Pendant toute cette période, les sondages montraient que l’opinion publique britannique était majoritairement opposée à la politique de son Gouvernement, considérant que l’immigration en Grande-Bretagne était trop importante. En avril 1968, un sondage réalisé par Gallup révélait que 75 % de la population britannique jugeait les contrôles de l’immigration trop peu stricts. Ces chiffres s’élèveraient bientôt à 83 %5. C’est à ce moment précis que la question de l’immigration manqua de se politiser. Ce même mois, le ministre du cabinet d’opposition conservateur, Enoch Powell, tint un discours devant une association conservatrice de Birmingham, ouvrant le débat pour le refermer aussitôt. Bien qu’il n’ait pas utilisé les mots pour lesquels il est resté célèbre, le discours sur les "fleuves de sang" regorgeait de prophéties quant au futur de la Grande-Bretagne, si jamais l’immigration se maintenait au même rythme. "Quand les dieux veulent détruire un peuple, ils commencent par le rendre fou, déclara Powell. Nous devons être fous, littéralement fous, en tant que nation, pour permettre chaque année l’arrivée de quelque 50 000 ex-colonisés qui plus tard viendront grossir la population d’origine immigrée. J’ai l’impression de regarder un pays élever frénétiquement son propre bûcher funéraire6." Bien que le discours de Powell traite des questions identitaires et de l’avenir du pays, il soulevait aussi des questions très concrètes, parlant des électeurs qui peinaient à trouver une place à l’hôpital ou à l’école, dans un secteur public sous tension démographique.

Powell fut immédiatement démis de ses fonctions au sein du cabinet fantôme par le chef de son parti, Edward Heath. L’ensemble des soutiens politiques qu’il avait su conquérir disparurent, à l’instar de son avenir politique. Néanmoins, l’opinion publique soutenait largement ses idées : les sondages d’opinion ont montré que près des trois quarts des personnes interrogées partageaient ses positions. 69 % estimaient qu’Heath avait eu tort de le renvoyer7. Quelques années après, un des opposants de Powell au sein du Parti conservateur, Michael Heseltine, déclara que si Powell s’était présenté pour briguer la direction du Parti conservateur après son discours, il aurait obtenu le poste haut la main et qu’il en aurait été de même pour celui de Premier Ministre8. Mais aucune issue politique ne s’offrit à Powell. Sa carrière n’a pas seulement périclité : jusqu’à la fin de ses jours, elle est restée dans le néant.

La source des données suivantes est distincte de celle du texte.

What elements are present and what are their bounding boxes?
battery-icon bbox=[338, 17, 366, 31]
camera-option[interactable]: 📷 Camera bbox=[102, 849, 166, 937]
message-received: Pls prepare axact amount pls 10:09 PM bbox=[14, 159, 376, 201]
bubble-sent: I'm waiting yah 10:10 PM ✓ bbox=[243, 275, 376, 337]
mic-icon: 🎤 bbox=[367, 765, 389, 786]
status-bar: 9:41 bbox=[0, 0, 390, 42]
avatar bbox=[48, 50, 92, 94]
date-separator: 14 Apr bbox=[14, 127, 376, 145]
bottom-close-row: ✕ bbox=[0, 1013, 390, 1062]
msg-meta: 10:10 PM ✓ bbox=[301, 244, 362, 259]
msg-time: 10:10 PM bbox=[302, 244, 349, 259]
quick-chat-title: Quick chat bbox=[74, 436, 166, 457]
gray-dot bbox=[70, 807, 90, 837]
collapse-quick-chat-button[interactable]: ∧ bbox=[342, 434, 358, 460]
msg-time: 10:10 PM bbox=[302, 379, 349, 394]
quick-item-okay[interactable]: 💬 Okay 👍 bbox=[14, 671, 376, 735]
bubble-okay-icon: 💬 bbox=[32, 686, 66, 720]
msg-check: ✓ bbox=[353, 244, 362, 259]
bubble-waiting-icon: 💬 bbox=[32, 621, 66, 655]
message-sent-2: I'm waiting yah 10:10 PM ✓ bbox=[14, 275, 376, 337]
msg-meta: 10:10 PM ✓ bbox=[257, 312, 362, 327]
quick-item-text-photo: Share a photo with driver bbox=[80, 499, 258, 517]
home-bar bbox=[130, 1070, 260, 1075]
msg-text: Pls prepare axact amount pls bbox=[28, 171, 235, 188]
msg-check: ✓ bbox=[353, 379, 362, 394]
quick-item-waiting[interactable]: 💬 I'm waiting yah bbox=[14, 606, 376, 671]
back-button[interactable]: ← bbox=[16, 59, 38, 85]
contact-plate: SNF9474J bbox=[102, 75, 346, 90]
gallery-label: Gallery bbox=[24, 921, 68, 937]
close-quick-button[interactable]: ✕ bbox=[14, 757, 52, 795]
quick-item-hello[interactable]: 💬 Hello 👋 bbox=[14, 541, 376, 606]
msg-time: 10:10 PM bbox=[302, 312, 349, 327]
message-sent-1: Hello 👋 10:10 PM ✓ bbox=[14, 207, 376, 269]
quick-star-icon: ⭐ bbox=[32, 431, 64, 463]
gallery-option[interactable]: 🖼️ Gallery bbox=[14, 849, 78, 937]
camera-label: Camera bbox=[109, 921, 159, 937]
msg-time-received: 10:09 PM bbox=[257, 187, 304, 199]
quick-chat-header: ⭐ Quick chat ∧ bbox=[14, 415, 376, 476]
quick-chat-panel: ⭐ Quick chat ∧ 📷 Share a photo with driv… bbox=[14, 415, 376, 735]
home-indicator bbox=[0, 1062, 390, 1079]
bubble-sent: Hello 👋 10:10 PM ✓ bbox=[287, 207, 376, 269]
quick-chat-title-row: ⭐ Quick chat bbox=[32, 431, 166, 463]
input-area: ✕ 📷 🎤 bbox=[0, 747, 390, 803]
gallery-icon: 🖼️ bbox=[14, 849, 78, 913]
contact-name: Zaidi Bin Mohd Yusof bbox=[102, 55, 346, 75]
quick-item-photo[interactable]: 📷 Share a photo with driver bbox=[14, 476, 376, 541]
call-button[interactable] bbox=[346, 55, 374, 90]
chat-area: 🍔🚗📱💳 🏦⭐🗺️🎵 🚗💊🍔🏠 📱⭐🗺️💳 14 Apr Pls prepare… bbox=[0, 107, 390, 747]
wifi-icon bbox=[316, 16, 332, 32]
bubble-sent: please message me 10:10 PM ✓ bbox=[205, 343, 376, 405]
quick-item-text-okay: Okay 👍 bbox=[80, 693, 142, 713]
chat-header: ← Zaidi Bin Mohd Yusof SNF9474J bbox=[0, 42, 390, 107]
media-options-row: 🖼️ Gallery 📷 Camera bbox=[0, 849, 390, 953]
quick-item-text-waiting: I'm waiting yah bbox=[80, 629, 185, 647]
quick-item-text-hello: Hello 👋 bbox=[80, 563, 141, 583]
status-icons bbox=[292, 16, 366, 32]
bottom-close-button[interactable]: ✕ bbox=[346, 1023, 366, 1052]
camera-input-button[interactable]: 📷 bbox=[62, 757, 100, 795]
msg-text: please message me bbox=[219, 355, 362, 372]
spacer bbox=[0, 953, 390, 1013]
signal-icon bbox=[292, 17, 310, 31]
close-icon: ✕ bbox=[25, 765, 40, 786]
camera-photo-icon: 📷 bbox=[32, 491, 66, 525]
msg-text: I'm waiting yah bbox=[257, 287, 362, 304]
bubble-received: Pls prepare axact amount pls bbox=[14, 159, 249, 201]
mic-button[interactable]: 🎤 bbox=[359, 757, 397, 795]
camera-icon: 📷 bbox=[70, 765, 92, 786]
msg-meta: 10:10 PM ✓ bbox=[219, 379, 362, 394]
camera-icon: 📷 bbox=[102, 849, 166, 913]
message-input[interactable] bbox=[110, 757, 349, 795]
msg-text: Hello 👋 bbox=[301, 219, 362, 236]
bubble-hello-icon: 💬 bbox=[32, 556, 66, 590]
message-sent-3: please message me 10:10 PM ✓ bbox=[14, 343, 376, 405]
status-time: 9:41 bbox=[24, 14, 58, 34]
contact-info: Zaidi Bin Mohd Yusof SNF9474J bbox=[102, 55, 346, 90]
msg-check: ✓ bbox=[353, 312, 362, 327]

Depuis le discours des "fleuves de sang", le bon sens populaire anglais a bien compris que l’intervention de Powell n’avait pas seulement mis un terme à sa carrière mais aussi à toute possibilité d’engager un débat transparent sur l’immigration, et ce pour au moins une génération. Les mots de Powell étaient si durs et ses mises en garde si terribles que toute personne s’inquiétant des conséquences de l’immigration risquait d’être dénoncée comme "powelliste". Sans aucun doute, certains passages du discours de Powell avaient facilité la tâche à ses adversaires, et il avait donné trop de gages à la droite la plus dure. Mais ce qui est frappant lorsqu’on relit son discours aujourd’hui – ainsi que les réactions qu’il a suscitées –, c’est l’extrême modération des passages qu’on lui avait reprochés à l’époque. Par exemple, Powell avait insisté sur une rue anglaise, dans laquelle vivait une seule femme blanche. Dans les interviews et les discussions qui s’étaient ensuivies, cette anecdote avait été vigoureusement dénoncée comme étant une affabulation : l’existence d’une telle rue paraissait complètement invraisemblable. Pourtant, si en 1968 quelqu’un avait conseillé à Powell d’utiliser son discours de Birmingham pour prédire que, du vivant même de la plupart de ses auditeurs, les "Britanniques blancs" seraient en minorité dans leur propre capitale, Powell n’aurait pas manqué de traiter son interlocuteur de fou furieux. Comme ce fut le cas dans l’ensemble des pays européens, même le plus célèbre des prophètes de l’immigration avait sous-estimé et minoré le phénomène.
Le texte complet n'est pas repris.